SSc is a multisystem disorder characterized by thickening of the skin (scleroderma) and distinctive involvement of multiple internal organs (chiefly GI tract, lungs, heart, and kidney). Pathogenesis unclear; involves immunologic mechanisms leading to vascular endothelial damage and activation of fibroblasts.

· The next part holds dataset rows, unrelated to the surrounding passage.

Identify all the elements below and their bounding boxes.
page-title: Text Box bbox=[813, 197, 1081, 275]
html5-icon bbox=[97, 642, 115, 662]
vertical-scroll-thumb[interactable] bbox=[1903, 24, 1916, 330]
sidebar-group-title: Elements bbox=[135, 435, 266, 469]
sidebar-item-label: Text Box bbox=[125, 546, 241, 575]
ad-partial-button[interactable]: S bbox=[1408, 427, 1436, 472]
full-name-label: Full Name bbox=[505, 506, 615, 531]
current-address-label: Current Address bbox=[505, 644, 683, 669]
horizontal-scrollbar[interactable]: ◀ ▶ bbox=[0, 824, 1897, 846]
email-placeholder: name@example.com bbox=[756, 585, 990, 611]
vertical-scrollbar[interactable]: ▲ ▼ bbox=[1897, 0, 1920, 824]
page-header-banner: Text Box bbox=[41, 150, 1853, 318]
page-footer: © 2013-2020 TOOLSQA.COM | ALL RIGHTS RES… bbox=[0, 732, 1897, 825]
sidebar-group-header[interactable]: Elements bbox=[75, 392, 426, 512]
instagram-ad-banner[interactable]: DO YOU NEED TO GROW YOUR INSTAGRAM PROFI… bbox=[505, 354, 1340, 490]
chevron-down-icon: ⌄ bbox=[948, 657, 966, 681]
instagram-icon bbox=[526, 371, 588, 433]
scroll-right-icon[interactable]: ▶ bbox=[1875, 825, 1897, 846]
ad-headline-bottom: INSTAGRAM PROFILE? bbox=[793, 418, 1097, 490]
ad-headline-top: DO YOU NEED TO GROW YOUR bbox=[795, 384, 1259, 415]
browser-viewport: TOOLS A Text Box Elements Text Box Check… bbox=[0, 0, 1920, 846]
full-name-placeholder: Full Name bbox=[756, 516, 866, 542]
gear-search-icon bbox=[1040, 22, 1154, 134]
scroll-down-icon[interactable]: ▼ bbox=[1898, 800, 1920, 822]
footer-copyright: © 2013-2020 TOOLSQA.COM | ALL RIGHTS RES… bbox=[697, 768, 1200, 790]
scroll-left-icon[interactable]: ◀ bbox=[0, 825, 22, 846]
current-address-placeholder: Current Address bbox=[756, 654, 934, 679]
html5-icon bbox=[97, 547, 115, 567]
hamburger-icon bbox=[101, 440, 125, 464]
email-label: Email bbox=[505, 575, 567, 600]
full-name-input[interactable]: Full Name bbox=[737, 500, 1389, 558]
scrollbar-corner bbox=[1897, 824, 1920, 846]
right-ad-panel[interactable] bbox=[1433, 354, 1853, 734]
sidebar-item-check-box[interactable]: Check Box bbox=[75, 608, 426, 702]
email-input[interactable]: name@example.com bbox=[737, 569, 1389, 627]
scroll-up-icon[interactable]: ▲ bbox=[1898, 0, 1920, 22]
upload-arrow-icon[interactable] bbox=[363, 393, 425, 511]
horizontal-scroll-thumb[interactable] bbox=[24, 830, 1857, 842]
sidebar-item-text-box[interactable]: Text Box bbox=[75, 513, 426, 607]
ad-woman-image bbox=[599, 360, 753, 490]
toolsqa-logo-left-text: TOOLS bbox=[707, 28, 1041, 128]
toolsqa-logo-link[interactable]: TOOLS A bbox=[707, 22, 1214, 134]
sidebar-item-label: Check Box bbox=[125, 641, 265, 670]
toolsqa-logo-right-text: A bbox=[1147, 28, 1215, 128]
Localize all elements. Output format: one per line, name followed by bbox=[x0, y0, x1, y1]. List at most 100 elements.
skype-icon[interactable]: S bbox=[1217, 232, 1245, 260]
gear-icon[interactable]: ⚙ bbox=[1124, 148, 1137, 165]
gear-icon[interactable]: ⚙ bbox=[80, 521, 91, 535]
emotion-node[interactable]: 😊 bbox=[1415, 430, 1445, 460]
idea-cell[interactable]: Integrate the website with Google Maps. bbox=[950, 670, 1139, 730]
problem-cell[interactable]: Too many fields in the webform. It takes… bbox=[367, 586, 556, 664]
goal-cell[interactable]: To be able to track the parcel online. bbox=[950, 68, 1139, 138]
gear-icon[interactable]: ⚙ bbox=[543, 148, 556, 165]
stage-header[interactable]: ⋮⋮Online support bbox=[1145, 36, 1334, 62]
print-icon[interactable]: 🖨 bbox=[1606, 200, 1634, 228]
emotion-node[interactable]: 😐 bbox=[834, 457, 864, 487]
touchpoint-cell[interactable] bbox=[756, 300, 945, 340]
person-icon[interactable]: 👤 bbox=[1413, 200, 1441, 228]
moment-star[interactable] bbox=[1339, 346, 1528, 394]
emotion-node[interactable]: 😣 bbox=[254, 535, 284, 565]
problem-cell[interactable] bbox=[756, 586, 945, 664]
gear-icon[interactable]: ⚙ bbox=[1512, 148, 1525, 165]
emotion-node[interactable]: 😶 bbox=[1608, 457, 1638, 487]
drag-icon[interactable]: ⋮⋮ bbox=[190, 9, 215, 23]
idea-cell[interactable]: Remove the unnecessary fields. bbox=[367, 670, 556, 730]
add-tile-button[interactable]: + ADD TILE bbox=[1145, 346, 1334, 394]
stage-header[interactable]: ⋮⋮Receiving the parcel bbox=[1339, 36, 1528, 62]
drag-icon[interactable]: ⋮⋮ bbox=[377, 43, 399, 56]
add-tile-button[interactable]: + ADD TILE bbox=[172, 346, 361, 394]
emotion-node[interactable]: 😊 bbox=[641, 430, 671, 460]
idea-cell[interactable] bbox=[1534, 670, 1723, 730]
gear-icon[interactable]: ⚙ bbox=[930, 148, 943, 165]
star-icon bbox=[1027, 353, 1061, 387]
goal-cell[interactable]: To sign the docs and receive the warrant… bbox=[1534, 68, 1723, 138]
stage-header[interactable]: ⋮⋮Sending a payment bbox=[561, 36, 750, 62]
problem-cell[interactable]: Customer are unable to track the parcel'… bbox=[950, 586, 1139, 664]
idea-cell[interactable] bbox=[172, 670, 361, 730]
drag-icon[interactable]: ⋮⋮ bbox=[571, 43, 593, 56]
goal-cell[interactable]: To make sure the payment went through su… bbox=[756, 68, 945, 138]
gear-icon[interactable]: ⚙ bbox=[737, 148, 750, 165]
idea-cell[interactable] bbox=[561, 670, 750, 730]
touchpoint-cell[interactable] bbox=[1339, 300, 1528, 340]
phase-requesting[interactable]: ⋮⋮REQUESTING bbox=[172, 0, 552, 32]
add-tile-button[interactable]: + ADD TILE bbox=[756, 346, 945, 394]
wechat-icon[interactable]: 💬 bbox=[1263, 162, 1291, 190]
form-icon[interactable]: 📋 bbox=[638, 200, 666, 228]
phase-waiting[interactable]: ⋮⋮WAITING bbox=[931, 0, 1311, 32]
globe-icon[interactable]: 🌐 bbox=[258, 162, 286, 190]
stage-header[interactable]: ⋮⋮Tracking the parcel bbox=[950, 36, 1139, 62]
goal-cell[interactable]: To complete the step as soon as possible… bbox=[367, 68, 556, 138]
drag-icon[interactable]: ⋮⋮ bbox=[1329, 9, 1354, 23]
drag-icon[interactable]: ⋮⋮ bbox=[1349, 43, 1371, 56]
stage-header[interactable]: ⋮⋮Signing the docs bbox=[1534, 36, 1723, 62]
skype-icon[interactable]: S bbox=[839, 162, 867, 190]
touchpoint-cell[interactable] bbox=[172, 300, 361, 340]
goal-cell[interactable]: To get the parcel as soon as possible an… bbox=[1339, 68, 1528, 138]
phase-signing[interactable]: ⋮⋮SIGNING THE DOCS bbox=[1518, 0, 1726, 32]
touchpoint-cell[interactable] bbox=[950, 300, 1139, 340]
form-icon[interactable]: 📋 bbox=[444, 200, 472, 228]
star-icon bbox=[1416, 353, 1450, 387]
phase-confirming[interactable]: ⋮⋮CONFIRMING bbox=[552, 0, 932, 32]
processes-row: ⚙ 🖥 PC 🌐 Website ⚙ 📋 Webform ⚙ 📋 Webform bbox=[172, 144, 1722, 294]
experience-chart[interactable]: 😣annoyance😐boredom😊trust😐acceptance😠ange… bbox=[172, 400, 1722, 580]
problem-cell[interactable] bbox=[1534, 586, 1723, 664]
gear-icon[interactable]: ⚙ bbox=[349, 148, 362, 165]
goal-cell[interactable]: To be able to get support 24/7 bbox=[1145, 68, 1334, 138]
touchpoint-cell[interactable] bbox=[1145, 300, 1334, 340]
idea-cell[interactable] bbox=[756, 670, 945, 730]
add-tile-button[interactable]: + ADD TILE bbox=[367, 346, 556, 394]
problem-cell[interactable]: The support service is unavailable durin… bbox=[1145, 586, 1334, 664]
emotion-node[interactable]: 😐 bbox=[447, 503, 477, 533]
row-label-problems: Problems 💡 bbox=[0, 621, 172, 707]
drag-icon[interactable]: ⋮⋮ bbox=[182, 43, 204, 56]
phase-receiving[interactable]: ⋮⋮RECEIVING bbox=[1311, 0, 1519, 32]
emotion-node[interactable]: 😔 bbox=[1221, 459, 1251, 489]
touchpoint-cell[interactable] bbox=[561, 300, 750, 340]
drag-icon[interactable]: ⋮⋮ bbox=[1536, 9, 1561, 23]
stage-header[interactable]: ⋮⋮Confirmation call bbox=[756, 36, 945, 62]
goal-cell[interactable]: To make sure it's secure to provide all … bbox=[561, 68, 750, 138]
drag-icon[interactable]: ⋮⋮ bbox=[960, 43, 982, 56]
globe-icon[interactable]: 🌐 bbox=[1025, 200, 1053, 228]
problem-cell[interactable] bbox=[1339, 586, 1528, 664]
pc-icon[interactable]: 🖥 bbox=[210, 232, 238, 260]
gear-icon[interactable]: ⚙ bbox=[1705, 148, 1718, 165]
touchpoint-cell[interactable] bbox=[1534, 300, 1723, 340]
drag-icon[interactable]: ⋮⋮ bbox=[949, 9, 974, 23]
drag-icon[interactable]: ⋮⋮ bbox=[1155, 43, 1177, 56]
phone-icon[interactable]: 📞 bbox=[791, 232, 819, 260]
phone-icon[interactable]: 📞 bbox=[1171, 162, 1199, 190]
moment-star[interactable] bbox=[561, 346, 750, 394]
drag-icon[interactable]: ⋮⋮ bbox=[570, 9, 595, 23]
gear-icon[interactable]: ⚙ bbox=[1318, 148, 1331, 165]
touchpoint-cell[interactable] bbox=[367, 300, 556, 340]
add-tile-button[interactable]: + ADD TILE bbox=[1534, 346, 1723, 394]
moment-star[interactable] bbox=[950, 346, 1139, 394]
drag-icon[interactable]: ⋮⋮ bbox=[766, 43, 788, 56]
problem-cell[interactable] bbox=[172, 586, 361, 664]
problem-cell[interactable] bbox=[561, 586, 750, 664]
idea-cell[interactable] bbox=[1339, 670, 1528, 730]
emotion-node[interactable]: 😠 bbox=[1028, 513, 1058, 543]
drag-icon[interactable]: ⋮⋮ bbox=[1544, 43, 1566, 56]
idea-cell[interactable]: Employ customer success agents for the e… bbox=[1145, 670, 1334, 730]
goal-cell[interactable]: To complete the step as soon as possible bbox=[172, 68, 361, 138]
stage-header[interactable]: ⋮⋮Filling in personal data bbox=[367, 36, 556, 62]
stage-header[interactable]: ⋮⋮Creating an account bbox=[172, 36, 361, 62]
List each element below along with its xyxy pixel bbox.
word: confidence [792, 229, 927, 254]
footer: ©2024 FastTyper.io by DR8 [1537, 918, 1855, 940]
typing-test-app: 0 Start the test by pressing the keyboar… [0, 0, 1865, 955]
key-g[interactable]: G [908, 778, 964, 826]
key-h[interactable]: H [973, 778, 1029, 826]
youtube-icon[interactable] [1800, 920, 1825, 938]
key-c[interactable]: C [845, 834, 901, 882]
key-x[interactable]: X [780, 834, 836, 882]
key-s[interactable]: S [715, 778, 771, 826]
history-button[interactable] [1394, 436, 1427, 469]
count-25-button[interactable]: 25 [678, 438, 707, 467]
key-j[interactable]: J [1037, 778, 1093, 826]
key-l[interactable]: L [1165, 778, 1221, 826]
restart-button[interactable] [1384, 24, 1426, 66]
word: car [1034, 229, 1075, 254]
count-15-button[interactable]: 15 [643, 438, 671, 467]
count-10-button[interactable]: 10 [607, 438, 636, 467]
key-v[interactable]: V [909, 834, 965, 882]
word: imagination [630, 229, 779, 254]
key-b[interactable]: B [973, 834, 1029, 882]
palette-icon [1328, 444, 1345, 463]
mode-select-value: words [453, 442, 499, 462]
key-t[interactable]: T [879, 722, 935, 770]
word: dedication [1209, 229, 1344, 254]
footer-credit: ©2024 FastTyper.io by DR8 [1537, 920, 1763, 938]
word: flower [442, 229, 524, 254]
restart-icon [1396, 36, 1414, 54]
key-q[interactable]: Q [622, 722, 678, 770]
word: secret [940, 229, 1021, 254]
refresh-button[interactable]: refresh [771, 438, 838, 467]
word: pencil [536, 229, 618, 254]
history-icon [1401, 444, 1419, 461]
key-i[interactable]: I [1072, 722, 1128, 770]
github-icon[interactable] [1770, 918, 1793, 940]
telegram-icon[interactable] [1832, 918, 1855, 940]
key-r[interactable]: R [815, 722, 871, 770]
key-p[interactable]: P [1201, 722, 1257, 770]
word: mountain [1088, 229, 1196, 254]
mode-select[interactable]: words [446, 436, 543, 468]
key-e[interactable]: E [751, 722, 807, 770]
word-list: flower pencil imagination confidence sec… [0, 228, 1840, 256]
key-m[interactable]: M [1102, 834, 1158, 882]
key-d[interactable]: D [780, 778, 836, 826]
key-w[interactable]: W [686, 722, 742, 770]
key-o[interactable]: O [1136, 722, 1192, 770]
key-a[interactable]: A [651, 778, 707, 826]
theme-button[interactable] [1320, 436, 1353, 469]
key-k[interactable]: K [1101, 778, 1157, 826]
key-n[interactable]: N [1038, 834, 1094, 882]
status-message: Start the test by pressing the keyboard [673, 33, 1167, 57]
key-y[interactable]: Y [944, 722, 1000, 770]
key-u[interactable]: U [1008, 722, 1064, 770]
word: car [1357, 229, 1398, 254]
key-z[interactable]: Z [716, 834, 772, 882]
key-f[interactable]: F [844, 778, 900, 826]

Clinical Manifestations !!navigator!!

  • Cutaneous: edema followed by fibrosis of the skin (chiefly extremities, face, trunk); telangiectasia; calcinosis; Raynaud's phenomenon
  • Arthralgias and/or arthritis
  • GI: esophageal hypomotility; intestinal hypofunction, gastric antral vascular ectasia (GAVE)
  • Pulmonary: interstitial lung disease (ILD), pulmonary arterial hypertension, alveolitis
  • Cardiac: pericarditis, cardiomyopathy, conduction abnormalities
  • Renal: hypertension; renal crisis/failure

Two distinct subsets can be identified:

  1. Diffuse cutaneous SSc: rapid development of symmetric skin thickening of proximal and distal extremity, face, and trunk. At high risk for development of visceral disease early in course.
  2. Limited cutaneous SSc: often have long-standing Raynaud's phenomenon before other features appear; skin involvement limited to fingers (sclerodactyly), extremity distal to elbows, and face; generally associated with better prognosis but can be associated with pulmonary arterial hypertension; a subset of limited SSc has features of CREST syndrome (calcinosis, Raynaud's, esophageal dysmotility, sclerodactyly, telangiectasias).

Evaluation !!navigator!!

  • History and physical examination with particular attention to blood pressure (heralding feature of renal disease).
  • Laboratories: ESR, ANA (anticentromere pattern associated with limited SSc), specific antibodies may include anti-topoisomerase I (Scl-70), (UA). An increased range of autoantibodies correlating with specific clinical features have become recognized (Table 353-3, HPIM-20).
  • Radiographs: CXR, barium swallow if indicated, hand x-rays may show distal tuft resorption and calcinosis.
  • Additional studies: ECG, echo, PFT, consider skin biopsy.
TREATMENT

Systemic Sclerosis

  • Education regarding warm clothing, smoking cessation, anti-reflux measures.
  • Calcium channel blockers (e.g., nifedipine) useful for Raynaud's phenomenon. Other agents with potential benefit include sildenafil, losartan, nitroglycerin paste, fluoxetine, bosentan, digital sympathectomy.
  • ACE inhibitors: particularly important for controlling hypertension and limiting progression of renal disease.
  • Antacids, H2 antagonists, omeprazole, and metoclopramide may be useful for esophageal reflux.
  • D-Penicillamine: controversial benefit to reduce skin thickening and prevent organ involvement; no advantages to using doses >125 mg every other day.
  • Glucocorticoids: no efficacy in slowing progression of SSc; indicated for inflammatory myositis or pericarditis; high doses may be associated with development of renal crisis.
  • Cyclophosphamide: improves lung function and survival in pts with alveolitis.
  • Mycophenolate mofetil: found to be as effective as cyclophosphamide for SSc associated ILD.
  • Epoprostenol or treprostinil (prostacyclin), bosentan (endothelin-1 receptor antagonist), sildenafil (phosphodiesterase type 5 inhibitor), riociguat (soluble guanylate cyclase stimulator), selexipag (selective IP prostacyclin receptor agonist): may improve cardiopulmonary hemodynamics in pts with pulmonary hypertension.